Theoretically, every one of Guyana’s 800,000 or so residents could claim for themselves about 66 acres of real estate inland, safe from the sea. Much of that land is forested, some of it full of rare wonders, like endangered polychromatic tree frogs and waterfalls spilling from green plateaus. In reality, roughly 90% of the population is crammed into the narrow floodplain hugging the Caribbean. Almost half of them live in Georgetown, the waterlogged capital, most of which sprawls across a coastal basin that’s about 7 feet below sea level and depends on a network of drainage canals to remain habitable.
They live on the coast because that’s where the economic opportunities, such as they are, can be found. Guyana historically has been one of the poorest countries in the Western Hemisphere; from 2000 to 2015 the gross domestic product of the entire country was much smaller than that of most midsize US cities.
Such modest fortunes could be swept away in an instant. That 2005 tidal surge wiped out 59% of the annual GDP. Putting in adequate countermeasures—expanding and reinforcing the 280-mile long seawall, upgrading drainage canals, building housing infrastructure on higher ground—will cost billions.
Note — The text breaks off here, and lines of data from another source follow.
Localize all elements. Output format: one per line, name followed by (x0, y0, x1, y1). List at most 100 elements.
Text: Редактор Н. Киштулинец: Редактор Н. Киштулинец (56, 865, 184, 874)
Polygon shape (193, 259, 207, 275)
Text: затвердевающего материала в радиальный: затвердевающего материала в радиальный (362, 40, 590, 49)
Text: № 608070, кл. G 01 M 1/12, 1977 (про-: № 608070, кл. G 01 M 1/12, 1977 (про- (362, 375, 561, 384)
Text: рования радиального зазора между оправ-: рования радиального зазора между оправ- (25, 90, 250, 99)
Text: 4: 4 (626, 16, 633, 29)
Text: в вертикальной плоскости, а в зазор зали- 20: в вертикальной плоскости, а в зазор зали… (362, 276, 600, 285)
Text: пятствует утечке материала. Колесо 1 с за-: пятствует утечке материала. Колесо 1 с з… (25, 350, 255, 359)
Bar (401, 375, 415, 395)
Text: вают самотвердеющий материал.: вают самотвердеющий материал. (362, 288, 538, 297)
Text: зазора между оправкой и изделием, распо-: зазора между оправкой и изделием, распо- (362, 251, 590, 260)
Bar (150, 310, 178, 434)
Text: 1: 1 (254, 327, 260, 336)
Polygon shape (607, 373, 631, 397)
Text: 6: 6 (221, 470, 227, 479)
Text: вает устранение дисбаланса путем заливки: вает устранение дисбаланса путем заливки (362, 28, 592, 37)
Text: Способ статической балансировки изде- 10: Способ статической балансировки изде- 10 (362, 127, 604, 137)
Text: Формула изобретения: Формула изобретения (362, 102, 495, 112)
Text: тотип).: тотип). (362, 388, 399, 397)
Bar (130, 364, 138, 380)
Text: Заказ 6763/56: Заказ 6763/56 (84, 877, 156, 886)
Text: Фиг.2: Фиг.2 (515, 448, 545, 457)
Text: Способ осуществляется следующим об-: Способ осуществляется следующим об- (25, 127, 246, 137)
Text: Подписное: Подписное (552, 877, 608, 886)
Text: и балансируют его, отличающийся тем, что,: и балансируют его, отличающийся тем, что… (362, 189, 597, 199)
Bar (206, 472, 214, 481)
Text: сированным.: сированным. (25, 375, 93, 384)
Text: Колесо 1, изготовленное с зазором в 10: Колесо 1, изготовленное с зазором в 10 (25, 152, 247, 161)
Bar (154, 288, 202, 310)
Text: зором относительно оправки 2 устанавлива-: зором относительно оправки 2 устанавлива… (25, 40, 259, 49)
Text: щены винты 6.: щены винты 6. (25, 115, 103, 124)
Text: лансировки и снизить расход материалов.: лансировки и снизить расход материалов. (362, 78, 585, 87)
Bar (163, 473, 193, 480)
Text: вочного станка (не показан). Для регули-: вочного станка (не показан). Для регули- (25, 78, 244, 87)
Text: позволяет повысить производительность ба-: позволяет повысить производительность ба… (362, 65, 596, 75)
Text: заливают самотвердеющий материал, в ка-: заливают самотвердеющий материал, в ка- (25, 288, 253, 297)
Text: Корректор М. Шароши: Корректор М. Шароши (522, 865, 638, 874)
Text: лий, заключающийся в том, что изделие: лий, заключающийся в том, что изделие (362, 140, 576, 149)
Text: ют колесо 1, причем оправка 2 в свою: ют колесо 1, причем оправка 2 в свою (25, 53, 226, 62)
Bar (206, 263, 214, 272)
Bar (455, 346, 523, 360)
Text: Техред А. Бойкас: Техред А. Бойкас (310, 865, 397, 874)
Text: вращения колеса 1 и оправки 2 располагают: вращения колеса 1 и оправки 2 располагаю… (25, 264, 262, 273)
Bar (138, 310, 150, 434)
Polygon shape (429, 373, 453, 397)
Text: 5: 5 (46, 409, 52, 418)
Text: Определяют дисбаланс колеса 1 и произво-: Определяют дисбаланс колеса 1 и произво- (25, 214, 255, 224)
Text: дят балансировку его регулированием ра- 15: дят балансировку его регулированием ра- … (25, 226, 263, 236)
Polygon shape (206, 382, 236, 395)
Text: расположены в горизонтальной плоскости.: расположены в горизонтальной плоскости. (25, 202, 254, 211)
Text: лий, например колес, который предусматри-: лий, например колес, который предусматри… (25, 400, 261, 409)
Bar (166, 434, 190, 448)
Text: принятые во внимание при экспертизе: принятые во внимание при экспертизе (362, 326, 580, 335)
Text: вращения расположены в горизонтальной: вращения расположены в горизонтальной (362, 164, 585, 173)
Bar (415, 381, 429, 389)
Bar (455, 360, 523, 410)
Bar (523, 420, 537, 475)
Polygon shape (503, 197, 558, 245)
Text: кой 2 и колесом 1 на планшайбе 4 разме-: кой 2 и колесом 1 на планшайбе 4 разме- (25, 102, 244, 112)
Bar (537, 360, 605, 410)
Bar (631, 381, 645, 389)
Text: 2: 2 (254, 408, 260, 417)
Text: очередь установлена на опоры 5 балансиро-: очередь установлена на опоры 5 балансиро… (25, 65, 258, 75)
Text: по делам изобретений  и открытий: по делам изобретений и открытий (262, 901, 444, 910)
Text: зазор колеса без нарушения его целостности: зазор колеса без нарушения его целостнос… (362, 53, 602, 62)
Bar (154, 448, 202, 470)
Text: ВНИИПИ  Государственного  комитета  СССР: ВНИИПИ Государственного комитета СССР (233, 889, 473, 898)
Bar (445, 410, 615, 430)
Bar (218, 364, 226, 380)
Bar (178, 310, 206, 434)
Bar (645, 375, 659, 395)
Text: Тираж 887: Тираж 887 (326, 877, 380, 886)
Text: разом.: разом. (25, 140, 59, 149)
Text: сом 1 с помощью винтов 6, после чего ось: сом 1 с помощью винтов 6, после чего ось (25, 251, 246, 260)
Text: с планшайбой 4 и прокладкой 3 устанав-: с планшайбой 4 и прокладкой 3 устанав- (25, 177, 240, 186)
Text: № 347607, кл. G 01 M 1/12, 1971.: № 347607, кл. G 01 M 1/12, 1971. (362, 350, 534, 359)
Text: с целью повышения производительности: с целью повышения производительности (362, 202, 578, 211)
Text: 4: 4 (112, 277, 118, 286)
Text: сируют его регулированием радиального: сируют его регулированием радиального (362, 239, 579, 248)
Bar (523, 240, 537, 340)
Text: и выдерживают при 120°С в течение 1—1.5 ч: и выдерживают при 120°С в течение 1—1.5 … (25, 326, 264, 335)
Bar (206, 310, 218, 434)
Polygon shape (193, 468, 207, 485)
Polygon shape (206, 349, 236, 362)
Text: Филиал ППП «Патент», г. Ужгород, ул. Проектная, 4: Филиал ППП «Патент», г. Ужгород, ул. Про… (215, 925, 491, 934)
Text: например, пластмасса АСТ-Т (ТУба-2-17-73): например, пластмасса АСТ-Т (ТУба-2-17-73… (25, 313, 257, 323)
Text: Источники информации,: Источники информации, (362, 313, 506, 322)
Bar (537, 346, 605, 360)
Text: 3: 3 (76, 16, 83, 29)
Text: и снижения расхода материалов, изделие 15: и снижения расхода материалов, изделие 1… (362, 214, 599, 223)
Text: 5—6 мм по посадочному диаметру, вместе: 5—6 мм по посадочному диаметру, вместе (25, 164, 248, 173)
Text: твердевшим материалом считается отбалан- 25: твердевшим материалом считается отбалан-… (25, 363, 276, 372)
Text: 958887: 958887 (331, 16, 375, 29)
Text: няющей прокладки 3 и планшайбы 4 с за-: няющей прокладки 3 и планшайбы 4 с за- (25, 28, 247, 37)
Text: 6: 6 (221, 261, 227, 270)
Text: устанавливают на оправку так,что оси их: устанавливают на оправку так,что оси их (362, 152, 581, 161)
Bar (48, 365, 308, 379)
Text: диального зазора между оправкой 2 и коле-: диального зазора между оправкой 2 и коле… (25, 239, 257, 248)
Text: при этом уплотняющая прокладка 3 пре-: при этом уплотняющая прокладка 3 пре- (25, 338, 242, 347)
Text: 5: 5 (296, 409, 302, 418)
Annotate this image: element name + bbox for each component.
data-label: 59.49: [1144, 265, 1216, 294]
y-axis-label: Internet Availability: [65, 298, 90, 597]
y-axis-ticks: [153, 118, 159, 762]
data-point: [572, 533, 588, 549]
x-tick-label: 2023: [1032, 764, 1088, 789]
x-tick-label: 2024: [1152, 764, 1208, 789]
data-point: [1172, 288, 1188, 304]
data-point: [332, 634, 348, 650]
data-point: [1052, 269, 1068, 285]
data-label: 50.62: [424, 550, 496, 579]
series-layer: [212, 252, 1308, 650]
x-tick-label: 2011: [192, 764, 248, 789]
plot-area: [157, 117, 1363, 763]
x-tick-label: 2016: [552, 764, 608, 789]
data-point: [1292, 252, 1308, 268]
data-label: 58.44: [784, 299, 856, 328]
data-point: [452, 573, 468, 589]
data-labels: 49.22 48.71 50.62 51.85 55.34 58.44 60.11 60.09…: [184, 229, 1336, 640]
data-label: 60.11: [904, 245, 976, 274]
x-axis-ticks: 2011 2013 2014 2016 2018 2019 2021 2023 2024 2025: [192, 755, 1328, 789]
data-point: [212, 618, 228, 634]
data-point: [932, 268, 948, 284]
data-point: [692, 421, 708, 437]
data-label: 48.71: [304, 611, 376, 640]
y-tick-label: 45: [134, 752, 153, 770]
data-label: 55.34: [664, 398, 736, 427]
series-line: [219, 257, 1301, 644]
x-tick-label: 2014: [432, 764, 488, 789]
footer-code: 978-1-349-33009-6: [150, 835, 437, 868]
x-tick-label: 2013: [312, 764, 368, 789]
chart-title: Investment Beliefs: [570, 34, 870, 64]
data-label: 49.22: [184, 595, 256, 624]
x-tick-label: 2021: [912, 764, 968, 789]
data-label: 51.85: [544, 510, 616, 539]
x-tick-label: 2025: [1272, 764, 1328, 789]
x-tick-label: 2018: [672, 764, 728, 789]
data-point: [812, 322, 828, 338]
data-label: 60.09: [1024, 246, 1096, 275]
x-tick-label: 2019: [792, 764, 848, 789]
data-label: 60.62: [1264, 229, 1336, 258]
Guyana will almost certainly experience another devastating surge. Warming Caribbean waters are projected to rise 8 to 10 inches in the next 30 years, according to the U.S. National Ocean Service. And if the world continues to burn fossil fuels at the going rate, the same report says the sea will rise 6 feet by century’s end. If nothing else changes, Georgetown’s seawall will be under water, and its residents will have scattered.
In the face of this, Guyana’s government is betting on a paradox: The very thing that threatens the country will be its salvation. The country’s leaders, praised in the past for their environmental stewardship, now believe the most effective way to rescue Guyana from fossil-fuel-induced climate change is—crazy as it sounds—to fully embrace the business of fossil fuels.
At the bottom of Guyana’s share of the Caribbean Sea sits a massive cache of oil. In 2015 exploration crews from Exxon Mobil Corp. found what would prove to be billions of barrels of crude about 120 miles from the shore—a once-in-a-generation jackpot that accounts for about one-third of the total oil discoveries worldwide since then. Some industry analysts estimate that the reserves in Guyanese waters could equal China’s.